Example - isFloat(string, binary)

The following example uses the Sales Videogames dataset.

  • In this example, we want to check if the attribute LowUserPrice is a Float attribute.

  • We add a new attribute and write the following formula:isFloat($"LowUserPrice",False).

  • We specified False as binary parameter, so the results will be provided as 1 (True) or 0 (False).


isType

The isType function checks whether the data type of the attribute specified in the string parameter corresponds to the data type specified in the type parameter.

Parameters

isType(string, type, binary)

Parameter

Description

string

The nominal attribute to be tested. The string parameter is mandatory.

type

The attribute type we want to verify on the string. The type parameter is mandatory.

binary

If the optional binary parameter is True, or not specified, results will be provided as boolean values (True / False), while if it is False, results will be provided in binary form (1 / 0). The binary parameter values (True / False) are case sensitive.

Note

Attribute types you can verify in this function:
  • nominal

  • integer

  • continuous

  • binary

  • percentage

  • currency

  • date

  • datetime

  • month

  • week

  • quarter

  • time

Example - isType(string, type)

The following example uses the IsFunctions dataset.
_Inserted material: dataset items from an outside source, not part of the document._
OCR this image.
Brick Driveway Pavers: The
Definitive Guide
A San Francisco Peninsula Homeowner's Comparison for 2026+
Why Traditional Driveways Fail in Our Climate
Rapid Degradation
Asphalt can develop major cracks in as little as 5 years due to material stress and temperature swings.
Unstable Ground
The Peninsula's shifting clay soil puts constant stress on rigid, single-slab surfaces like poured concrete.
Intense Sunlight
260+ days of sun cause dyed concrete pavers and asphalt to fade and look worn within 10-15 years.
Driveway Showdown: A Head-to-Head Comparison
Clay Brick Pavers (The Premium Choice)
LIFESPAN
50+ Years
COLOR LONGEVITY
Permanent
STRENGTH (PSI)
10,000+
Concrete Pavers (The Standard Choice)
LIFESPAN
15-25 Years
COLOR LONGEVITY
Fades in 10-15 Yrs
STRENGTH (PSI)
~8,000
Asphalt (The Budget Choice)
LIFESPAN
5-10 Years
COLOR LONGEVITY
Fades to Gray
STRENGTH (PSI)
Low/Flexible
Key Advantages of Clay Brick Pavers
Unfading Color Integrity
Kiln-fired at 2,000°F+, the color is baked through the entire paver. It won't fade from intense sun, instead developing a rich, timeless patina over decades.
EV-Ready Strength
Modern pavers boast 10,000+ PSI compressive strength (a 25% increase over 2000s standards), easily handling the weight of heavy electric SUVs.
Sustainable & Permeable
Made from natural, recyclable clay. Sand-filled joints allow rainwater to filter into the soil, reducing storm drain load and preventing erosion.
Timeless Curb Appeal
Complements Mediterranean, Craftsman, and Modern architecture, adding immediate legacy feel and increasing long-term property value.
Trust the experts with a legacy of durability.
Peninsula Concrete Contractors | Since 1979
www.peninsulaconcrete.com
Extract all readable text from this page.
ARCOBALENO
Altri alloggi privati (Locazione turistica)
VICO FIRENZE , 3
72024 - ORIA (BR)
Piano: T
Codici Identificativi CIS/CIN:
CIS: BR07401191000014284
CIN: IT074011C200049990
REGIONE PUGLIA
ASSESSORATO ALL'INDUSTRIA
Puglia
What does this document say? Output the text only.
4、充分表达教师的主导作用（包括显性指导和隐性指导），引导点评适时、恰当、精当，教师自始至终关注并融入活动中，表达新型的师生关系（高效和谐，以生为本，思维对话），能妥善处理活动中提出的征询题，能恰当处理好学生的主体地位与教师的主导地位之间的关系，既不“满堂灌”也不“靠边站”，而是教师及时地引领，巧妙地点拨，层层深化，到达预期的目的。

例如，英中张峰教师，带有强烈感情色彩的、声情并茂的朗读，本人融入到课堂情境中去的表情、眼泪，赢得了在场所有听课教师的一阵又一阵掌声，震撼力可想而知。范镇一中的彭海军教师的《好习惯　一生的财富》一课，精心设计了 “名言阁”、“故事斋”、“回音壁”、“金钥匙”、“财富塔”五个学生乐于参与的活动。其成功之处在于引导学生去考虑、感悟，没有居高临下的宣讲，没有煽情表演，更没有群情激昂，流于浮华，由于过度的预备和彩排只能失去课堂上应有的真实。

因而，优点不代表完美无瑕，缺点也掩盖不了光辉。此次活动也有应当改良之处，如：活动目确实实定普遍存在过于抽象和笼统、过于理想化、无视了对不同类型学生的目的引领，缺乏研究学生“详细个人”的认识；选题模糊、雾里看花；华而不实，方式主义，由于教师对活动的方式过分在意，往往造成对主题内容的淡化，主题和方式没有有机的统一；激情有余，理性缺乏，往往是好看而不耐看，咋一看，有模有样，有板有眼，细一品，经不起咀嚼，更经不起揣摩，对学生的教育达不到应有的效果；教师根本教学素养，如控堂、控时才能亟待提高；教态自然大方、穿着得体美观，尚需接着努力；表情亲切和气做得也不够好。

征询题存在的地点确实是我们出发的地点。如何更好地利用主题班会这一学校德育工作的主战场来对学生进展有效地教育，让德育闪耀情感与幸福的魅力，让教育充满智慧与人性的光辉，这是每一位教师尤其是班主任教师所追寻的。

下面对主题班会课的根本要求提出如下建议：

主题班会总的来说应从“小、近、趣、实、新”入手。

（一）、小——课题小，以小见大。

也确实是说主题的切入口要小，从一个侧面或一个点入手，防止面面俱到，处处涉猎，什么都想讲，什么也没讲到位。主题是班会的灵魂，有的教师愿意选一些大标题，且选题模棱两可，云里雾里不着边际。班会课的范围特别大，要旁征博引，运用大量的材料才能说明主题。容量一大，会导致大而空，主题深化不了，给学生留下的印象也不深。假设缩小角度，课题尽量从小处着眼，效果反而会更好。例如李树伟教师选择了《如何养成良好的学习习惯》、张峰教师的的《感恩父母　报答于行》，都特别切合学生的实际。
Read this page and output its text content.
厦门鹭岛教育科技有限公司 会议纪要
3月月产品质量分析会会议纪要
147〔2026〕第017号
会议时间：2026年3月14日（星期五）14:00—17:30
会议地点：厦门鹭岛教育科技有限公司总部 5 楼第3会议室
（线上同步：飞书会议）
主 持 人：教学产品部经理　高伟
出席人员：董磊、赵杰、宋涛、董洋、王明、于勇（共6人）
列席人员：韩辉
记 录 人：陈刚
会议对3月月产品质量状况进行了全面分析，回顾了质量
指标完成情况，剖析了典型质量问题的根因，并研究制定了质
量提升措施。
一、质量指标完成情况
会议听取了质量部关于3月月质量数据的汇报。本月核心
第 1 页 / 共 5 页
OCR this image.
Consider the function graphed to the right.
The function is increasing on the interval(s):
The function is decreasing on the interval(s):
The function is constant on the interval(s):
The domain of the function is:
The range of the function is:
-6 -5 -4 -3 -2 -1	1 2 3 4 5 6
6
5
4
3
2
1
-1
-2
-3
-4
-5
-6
  • In this example, we want to check if the Month attribute is an integer attribute.

  • Add a new attribute where we can use the isType function.

  • The function has returned False, because the attribute Month hasn’t got numeral values.


type

The type function returns the data type of the selected column as a nominal value.

Parameters

type(column)

Parameter

Description

column

The attribute whose data type we want to return. The column parameter is mandatory.

Example - type(string, type)

The following example uses the Adult dataset.

  • In the adult dataset, we have added a new type attribute, where the data type of the education-num attribute has been retrieved, using the formula type($"education_num").

  • The data type has been correctly returned as integer (expressed as a nominal attribute as “integer” is a string value).